This review highlights that very few paediatric antibiotic CTs are being conducted globally, especially in neonates. There is a striking disparity noted between antibiotic drug development programmes in adults and children.

Strengths and limitations of this study.

• A narrative literature review of registered clinical trials in children.

• Explicit reproducible methodology.

• Search strategy limited to ClinicalTrials.gov and EudraCT. Entirety of clinical research in this field might not have been captured.
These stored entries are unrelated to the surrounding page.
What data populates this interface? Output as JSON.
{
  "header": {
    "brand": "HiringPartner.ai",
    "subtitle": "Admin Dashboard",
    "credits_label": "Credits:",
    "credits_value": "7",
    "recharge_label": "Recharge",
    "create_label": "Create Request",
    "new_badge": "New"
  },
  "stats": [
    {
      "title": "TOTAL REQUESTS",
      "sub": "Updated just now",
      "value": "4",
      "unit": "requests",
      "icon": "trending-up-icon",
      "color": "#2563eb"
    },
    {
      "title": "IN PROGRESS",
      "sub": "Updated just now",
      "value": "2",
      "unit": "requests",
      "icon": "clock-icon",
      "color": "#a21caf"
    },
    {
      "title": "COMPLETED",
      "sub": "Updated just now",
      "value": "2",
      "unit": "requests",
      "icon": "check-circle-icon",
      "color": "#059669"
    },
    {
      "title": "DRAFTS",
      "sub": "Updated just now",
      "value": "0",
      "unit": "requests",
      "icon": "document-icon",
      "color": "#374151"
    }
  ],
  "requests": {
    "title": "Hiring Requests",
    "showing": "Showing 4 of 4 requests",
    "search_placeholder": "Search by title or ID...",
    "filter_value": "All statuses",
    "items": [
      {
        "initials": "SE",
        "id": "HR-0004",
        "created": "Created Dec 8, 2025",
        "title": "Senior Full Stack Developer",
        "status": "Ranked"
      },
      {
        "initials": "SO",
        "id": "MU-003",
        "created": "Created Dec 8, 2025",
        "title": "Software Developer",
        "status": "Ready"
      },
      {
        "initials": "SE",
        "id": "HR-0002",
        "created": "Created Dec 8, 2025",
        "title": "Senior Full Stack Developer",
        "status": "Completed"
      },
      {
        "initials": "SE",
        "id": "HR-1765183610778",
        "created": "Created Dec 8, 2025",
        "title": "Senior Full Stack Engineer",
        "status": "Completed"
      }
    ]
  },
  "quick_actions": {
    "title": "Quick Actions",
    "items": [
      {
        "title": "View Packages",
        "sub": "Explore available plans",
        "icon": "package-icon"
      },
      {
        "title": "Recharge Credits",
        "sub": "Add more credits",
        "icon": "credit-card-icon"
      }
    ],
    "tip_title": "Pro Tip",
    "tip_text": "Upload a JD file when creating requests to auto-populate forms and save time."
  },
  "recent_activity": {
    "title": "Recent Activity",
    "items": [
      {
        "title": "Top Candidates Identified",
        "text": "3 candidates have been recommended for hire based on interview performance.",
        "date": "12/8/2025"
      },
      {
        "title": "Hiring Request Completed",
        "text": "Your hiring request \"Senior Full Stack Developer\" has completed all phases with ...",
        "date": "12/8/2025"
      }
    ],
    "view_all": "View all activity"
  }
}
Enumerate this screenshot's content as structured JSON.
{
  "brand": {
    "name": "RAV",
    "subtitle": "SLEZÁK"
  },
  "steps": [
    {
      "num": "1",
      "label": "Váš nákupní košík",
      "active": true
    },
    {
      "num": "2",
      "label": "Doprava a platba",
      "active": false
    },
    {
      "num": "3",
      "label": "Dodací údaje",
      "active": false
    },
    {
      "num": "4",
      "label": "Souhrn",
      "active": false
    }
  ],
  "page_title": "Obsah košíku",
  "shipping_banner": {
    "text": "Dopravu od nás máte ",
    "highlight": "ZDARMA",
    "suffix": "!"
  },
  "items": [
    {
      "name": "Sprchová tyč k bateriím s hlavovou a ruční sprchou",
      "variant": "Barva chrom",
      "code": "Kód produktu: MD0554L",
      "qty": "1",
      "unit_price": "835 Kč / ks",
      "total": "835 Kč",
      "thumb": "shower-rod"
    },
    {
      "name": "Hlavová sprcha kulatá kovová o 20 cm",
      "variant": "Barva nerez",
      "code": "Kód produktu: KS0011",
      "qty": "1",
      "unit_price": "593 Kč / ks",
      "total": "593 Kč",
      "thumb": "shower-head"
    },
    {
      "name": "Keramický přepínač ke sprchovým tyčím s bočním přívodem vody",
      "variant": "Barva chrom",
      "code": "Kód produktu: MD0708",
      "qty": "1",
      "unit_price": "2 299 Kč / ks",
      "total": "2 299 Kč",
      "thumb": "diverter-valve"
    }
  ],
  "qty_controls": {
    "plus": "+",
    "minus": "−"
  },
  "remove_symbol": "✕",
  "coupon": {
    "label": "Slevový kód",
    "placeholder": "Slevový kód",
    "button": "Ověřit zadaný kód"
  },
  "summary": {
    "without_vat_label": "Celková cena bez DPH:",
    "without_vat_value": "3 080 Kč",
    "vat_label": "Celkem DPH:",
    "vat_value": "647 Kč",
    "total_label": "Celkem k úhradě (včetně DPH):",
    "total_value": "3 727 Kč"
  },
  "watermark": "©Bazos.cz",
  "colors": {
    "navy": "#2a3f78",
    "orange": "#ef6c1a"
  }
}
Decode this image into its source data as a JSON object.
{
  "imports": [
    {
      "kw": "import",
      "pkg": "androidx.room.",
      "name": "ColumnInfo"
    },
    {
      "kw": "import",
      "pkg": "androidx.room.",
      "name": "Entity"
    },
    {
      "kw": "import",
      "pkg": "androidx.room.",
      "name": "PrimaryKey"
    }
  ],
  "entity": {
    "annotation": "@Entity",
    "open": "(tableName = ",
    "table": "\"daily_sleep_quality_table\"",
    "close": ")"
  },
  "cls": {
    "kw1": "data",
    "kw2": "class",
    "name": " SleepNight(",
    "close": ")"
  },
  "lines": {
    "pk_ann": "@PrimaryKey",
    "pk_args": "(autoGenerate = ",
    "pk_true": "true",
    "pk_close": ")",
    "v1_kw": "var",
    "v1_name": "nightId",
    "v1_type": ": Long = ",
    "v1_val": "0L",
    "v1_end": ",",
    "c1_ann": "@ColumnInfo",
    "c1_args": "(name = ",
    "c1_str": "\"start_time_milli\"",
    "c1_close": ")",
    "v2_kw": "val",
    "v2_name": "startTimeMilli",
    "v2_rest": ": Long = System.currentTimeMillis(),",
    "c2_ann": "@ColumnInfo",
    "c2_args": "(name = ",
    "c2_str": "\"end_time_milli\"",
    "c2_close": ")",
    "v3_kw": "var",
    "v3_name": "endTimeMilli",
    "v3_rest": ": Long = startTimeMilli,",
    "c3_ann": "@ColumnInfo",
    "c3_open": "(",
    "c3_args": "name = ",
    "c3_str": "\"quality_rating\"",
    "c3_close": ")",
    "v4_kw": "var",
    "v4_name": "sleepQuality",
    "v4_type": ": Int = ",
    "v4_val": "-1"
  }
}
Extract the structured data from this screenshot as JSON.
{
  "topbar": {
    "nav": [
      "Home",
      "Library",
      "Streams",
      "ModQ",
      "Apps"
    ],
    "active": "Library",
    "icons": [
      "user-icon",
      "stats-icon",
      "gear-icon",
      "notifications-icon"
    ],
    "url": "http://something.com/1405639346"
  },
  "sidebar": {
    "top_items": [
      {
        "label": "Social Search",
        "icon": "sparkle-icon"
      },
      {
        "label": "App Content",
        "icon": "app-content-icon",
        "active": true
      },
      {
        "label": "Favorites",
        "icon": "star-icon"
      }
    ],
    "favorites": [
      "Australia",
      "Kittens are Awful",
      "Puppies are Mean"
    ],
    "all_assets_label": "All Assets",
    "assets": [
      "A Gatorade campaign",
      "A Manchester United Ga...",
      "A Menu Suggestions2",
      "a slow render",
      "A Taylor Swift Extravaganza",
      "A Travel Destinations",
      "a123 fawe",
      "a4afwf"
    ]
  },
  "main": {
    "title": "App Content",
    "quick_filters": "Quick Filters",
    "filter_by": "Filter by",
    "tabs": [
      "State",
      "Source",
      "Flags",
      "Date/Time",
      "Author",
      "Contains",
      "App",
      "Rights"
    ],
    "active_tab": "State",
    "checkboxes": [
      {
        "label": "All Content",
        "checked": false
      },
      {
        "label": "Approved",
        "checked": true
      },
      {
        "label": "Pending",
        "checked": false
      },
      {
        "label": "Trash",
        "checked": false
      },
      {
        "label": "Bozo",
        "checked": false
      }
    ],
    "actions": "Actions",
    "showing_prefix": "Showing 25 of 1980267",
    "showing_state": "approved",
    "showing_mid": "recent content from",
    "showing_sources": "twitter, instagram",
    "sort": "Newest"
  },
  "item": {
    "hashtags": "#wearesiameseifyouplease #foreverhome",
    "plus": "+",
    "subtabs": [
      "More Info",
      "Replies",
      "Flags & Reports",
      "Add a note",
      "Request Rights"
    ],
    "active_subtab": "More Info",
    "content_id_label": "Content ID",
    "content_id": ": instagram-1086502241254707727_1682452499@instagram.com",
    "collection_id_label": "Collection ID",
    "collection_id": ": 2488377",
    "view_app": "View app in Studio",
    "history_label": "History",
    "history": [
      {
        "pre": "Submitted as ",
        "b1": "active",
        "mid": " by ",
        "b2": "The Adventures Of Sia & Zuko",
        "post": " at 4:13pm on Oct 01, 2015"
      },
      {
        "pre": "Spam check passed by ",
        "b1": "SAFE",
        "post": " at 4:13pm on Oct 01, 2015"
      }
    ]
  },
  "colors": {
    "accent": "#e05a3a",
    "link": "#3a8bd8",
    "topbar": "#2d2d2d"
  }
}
• Search strategy was limited to open clinical trials. Active but not yet recruiting trials were not captured.

Introduction

Widespread unlicensed and off-label prescribing in paediatrics persists—as high as 11.4% and 46.5%, respectively—yet the paucity of clinical research involving children that is conducted to inform optimal drug dosing, licensing and labelling remains a problem.¹ For certain medicines, drug efficacy can be extrapolated from adult data provided that the pathology and drug exposure are the same or sufficiently similar in children as in adults.^{2 3} Although differences in drug pharmacokinetics (PK) in neonates and children can lead to adverse reactions that are not seen in adult populations, these are very rare.⁴ Suboptimal antibiotic dosing, including underdosing and overdosing, can lead to toxicity and treatment failure and may drive antimicrobial resistance by encouraging selection pressures on drug-resistant strains of bacteria.⁵

Since antibiotics are the most commonly prescribed medicines in children, it is important to maximise our understanding of their PK profiles to help determine optimal drug dosing and ultimately to improve outcomes.⁶ In the last decade, several initiatives have been established to encourage paediatric medicines research, bridging the gap between adult and paediatric drug development plans. Such initiatives include the Paediatric Regulation (Paediatric Investigation Plans (PIPs), introduced by the European Medicines Agency (EMA),⁷ and Pediatric Study Plans, by the US Food and Drug Administration (FDA)).⁸ Despite this, there have been few advances in antibiotic development for this population.⁹

The global status of clinical research on antibiotics in paediatrics is unknown. Using registered records of clinical trials (CTs) on ClinicalTrials.gov, this review aims (1) to summarise the current global status of registered antibiotic research in children and neonates and (2) to stimulate discussion and collaboration among the relevant stakeholders on the neglect of antibiotic research in children.

Methods

Data sources

The ClinicalTrials.gov registry (last accessed 8 November 2016) is an international platform for the registration of CTs. It is a web-based registry, developed in 2000 by the National Institutes of Health and the FDA, to which trials from 50 states and 163 countries around the world are registered. Information provided for each trial is updated periodically by the trial’s sponsoring organisation. The database has a specific child filter, which uses a key word paradigm to select all registered trials recruiting patients/participants up to 18 years of age.

Study selection

Our records were identified using suitable key word searches, in which the final search terms were (antimicrobial* OR antibiotic* OR anti-infective agent*) AND Child AND Open Studies. All identified trials were filtered manually using inclusion and exclusion criteria. Interventional and observational trials on antimicrobials recruiting children up to 18 years of age were considered eligible for inclusion. No specific temporal filter was applied since only open or ongoing clinical trials were of interest. The following records, which were not investigating one or more antibiotics, were excluded: trials of antiseptics, antifungals, antiprotozoals, antivirals and probiotics or prebiotics. The following records, which were investigating an antibiotic, were excluded: trials involving tuberculosis, malaria, cystic fibrosis, HIV, febrile neutropenic patients, topical or inhalational treatments and prophylactic antibiotics or records investigating alternative use for antibiotics (eg, as an anti-inflammatory agent).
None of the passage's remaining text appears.